An interesting aspect of Villain’s Month is the chance for creators who don’t normally work on a specific title to try their hand at it, thus giving the readers something new for a month. Matt Kindt takes the reins for Earth-2, telling the story of Solomon Grundy’s return to the planet from where Alan Scott previously left him as well as filling in the avatar’s backstory, beginning over a century ago. We get a very similar Grundy to the one we’ve previously seen in this title, which is to say he’s not a hulking, idiotic brute, but neither is he quite as loquacious as he previously was, which serves the character just fine after the trauma of his last appearance. He crashes into a desert outside a major city and slowly makes his way there, destroying all the life he can come across in the process. While this is going on, we cut to Slaughter Swamp in 1898 and see a rural couple struggling to make ends meet working in a slaughterhouse. Events take a turn for the INCREDIBLY grim and we see what appears to be the beginning of Grundy’s rise to power.
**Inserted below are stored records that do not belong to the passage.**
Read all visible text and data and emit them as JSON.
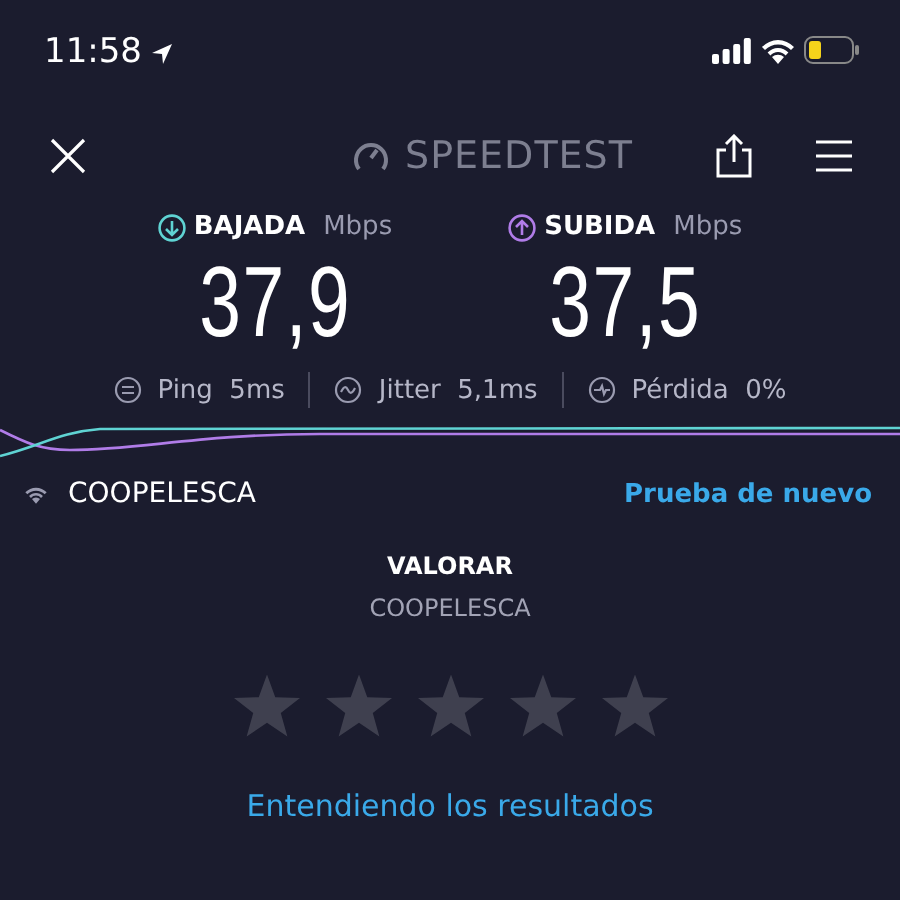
{
  "status_bar": {
    "time": "11:58"
  },
  "header": {
    "title": "SPEEDTEST"
  },
  "metrics": [
    {
      "kind": "download",
      "label": "BAJADA",
      "unit": "Mbps",
      "value": "37,9",
      "color": "#5fd3d3"
    },
    {
      "kind": "upload",
      "label": "SUBIDA",
      "unit": "Mbps",
      "value": "37,5",
      "color": "#b07ce8"
    }
  ],
  "stats": [
    {
      "kind": "ping",
      "label": "Ping",
      "value": "5ms"
    },
    {
      "kind": "jitter",
      "label": "Jitter",
      "value": "5,1ms"
    },
    {
      "kind": "loss",
      "label": "Pérdida",
      "value": "0%"
    }
  ],
  "network": {
    "name": "COOPELESCA",
    "action": "Prueba de nuevo"
  },
  "rating": {
    "title": "VALORAR",
    "provider": "COOPELESCA",
    "stars": 0
  },
  "link": "Entendiendo los resultados"
}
Aaron Lopresti handles pencils, with Art Thibert on inks and Michael Atiyeh on colors, and here the book shines. Grundy’s massive frame still somehow looks like it’s barely holding itself together, and his body language gives a great testament to his nature as incredibly powerful, but still in a state of constant decay and renewal. He looks profoundly uncomfortable merely existing and his actions are also gloriously rendered with great fluidity from one panel to the next, particularly as his atrocities intensify.

The Bad

There’s simply not enough meat on this bone to satisfy. Far too much takes place in the present, and what is there jumps forward without rhyme or reason as the flashbacks seemingly fill the time it would take Grundy to complete his various treks on-foot. His power is obviously reduced in the wake of his defeat, but it doesn’t feel like we need to see as much of him in the present as we do, it’s a little too reminiscent of Doomsday’s original emergence, because it cuts the flashback scenes EXTREMELY short. We barely get a feel for the characters, and as such, we don’t really feel for them on anything but the most superficial level when tragedy strikes. Time seems, again, to jump rapidly ahead and things happen at such a breakneck pace that it’s difficult to truly take them in, especially as the events have a tremendous amount of gravity (or at least should). The infamous Grundy poem makes an appearance as well, but what happens on which day seems to vacillate between past and present. This may be intentional, but it’s hard to tell.

The Verdict

I think the book’s main problem is that it could have had half the pages that take place in the present cut and used to increase the pages that take place in the past. If you’re going to explain a villain’s tragic backstory, it helps for the reader to be able to find some kind of sympathy or SOME way to identify with what the characters are going through, but as it is, everything happens too fast to form any kind of meaningful attachment. It’s still an interesting origin story, and the art really deserves to be seen, but it’s far to scattershot to form a truly meaningful narrative.